Peer pressure – Zombies are expected to be part of the herd. They lurch the same. They moan the same. They move in the same general direction. There is no room for individuality. Pity the zombie who wants to break free and just take a stroll through the wild flowers.
Clothing – What about those who get zombified as they stepped out of the shower? They have to spend their undead time wandering around with a towel on their head while wearing a nasty bathrobe. The envy they feel toward the zombies who turned while dressed in their snappiest clothes makes the whole zombie experience an unhappy one. Also, what happens when they get bit in the middle of the night wearing funky, holy underwear? They will be lurching around with stains and their nutsacks hanging out. The other zombies will point and laugh. Well, until they lose their digits. Odds are though, the nutsack goes first
Hygiene – House flies annoy the living. Houseflies for the undead are unbearable. Think, for a moment, about unborn flies crawling all over your body. Stressful, right? No amount of cheap body spray hides the stench of decay. Oral hygiene? Forget about it. Flossing never reaches the intestinal chunks stuck in their molars.
PTSD – The living shoot at them every day. People try to shove knives in their brains. There’s swordplay and they don’t get a sword. Wild animals and dogs see them as easy dinner. Do you have any idea how hard it is for a zombie to get a Xanax prescription? They always eat the doctor before he can get the ‘script’ written.

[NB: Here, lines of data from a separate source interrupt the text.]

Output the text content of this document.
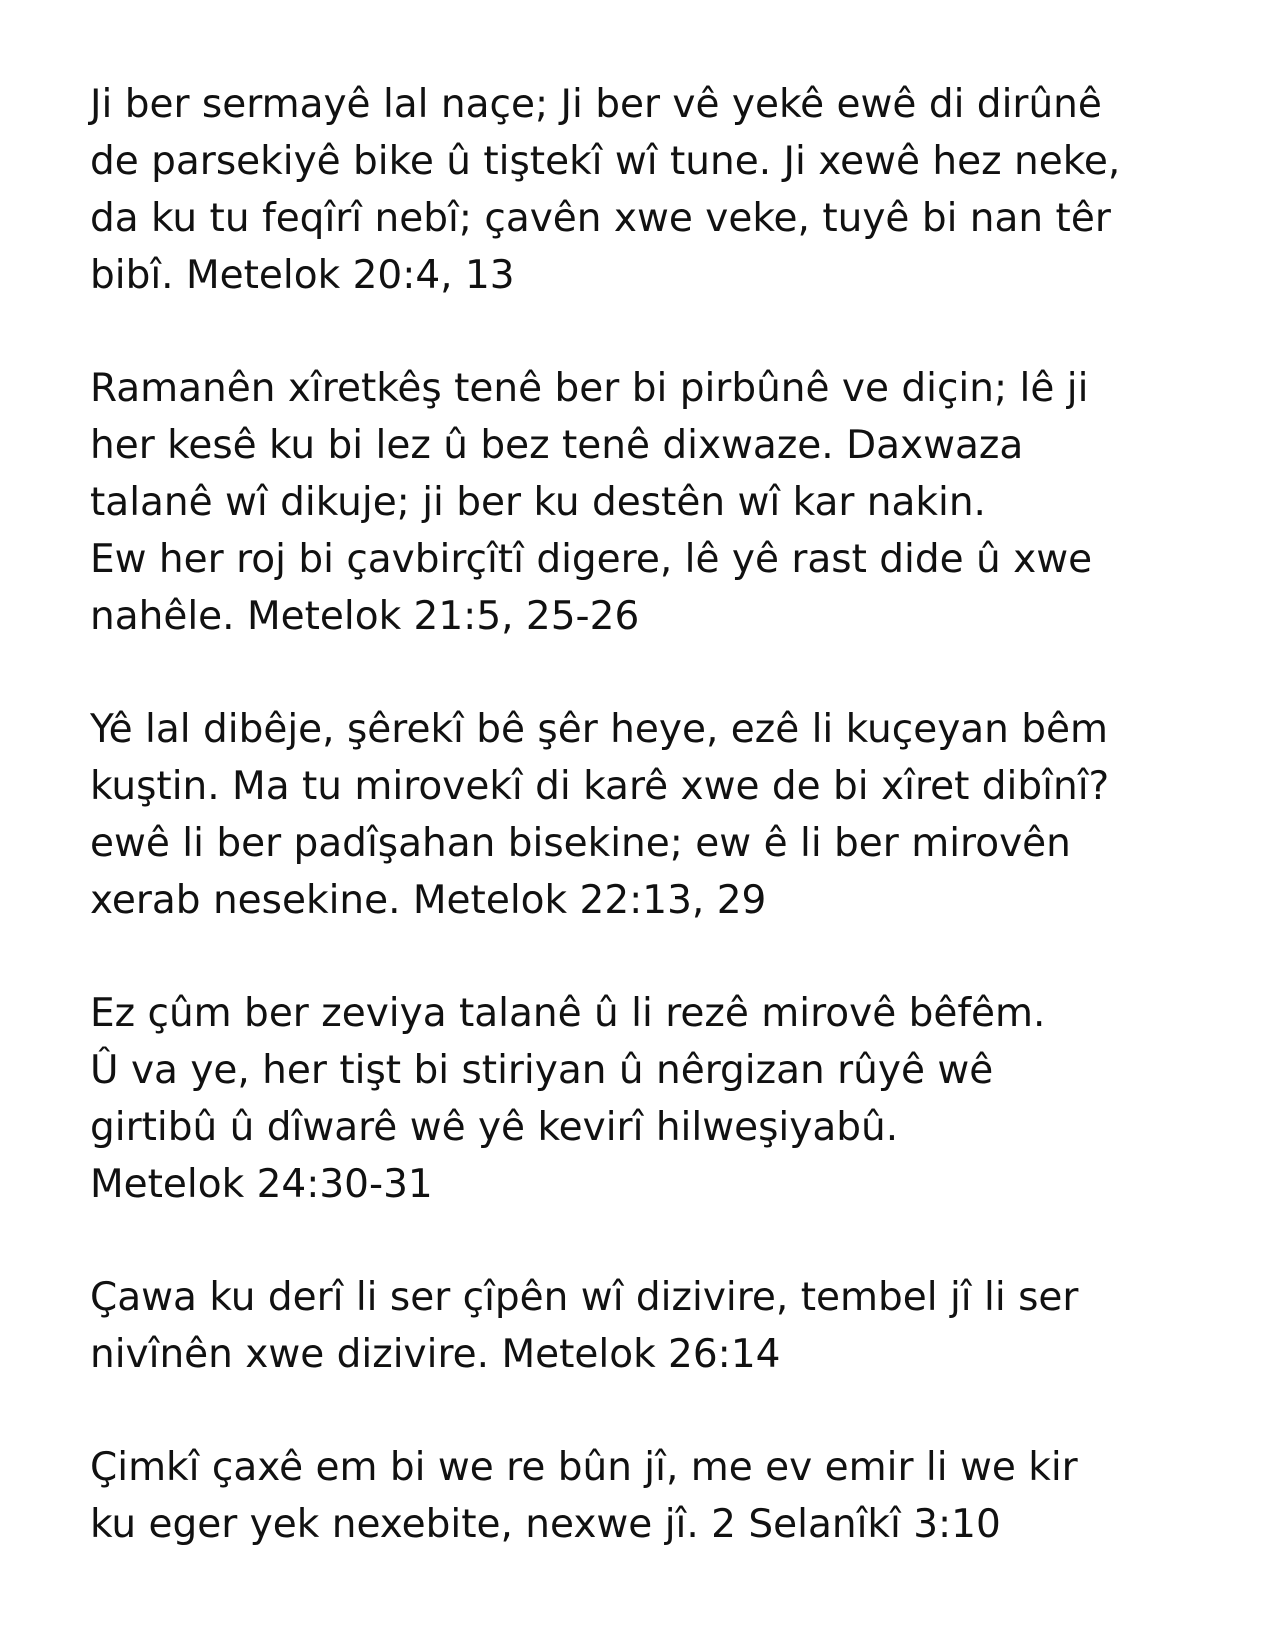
Ji ber sermayê lal naçe; Ji ber vê yekê ewê di dirûnê
de parsekiyê bike û tiştekî wî tune. Ji xewê hez neke,
da ku tu feqîrî nebî; çavên xwe veke, tuyê bi nan têr
bibî. Metelok 20:4, 13
Ramanên xîretkêş tenê ber bi pirbûnê ve diçin; lê ji
her kesê ku bi lez û bez tenê dixwaze. Daxwaza
talanê wî dikuje; ji ber ku destên wî kar nakin.
Ew her roj bi çavbirçîtî digere, lê yê rast dide û xwe
nahêle. Metelok 21:5, 25-26
Yê lal dibêje, şêrekî bê şêr heye, ezê li kuçeyan bêm
kuştin. Ma tu mirovekî di karê xwe de bi xîret dibînî?
ewê li ber padîşahan bisekine; ew ê li ber mirovên
xerab nesekine. Metelok 22:13, 29
Ez çûm ber zeviya talanê û li rezê mirovê bêfêm.
Û va ye, her tişt bi stiriyan û nêrgizan rûyê wê
girtibû û dîwarê wê yê kevirî hilweşiyabû.
Metelok 24:30-31
Çawa ku derî li ser çîpên wî dizivire, tembel jî li ser
nivînên xwe dizivire. Metelok 26:14
Çimkî çaxê em bi we re bûn jî, me ev emir li we kir
ku eger yek nexebite, nexwe jî. 2 Selanîkî 3:10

Trauma – I mean, they did watch their family turn into zombies. If truth be told, they probably had a hand in their transformation. Meanies.
Women Zombies – Imagine turning zombie while going through menopause. That will make the baddest, most pissed off zombie of all the zombies. Her hair’s a matted mess and just forget rosy cheeks. The only reason she gets wolf whistled is because her intestines are hanging out and there’s a wolf close by.
Sleep anxiety – Zombies don’t sleep. Sometimes, they just want to take a nap and Motel 6 won’t leave the light on. They are like a shark, always moving, and people like them less than sharks. Unless they are zombie sharks. Nobody loves a zombie shark.
Death – Who doesn’t fear death? Humans fear death while a zombie hopes for death. When is their hero, the bad ass with a crossbow, going to come along and remove their head from their shoulders?
Phobias – Imagine how a zombie with kinemortophobia, the fear of zombies, might feel. One minute, they are stumbling through a park. The next, they glance at their reflection in a pond and scare the shit out of themselves. There’s also the anxiety of misophonia, the “hatred of sound”. With all the moaning, screaming, and sloppy eating, how could they not be anxious?
There you go, just in time for Halloween. Got anxiety? Anxiety sucks major ass. But at least we don’t have to worry about zombie anxiety. Just offering up some seasonal perspective.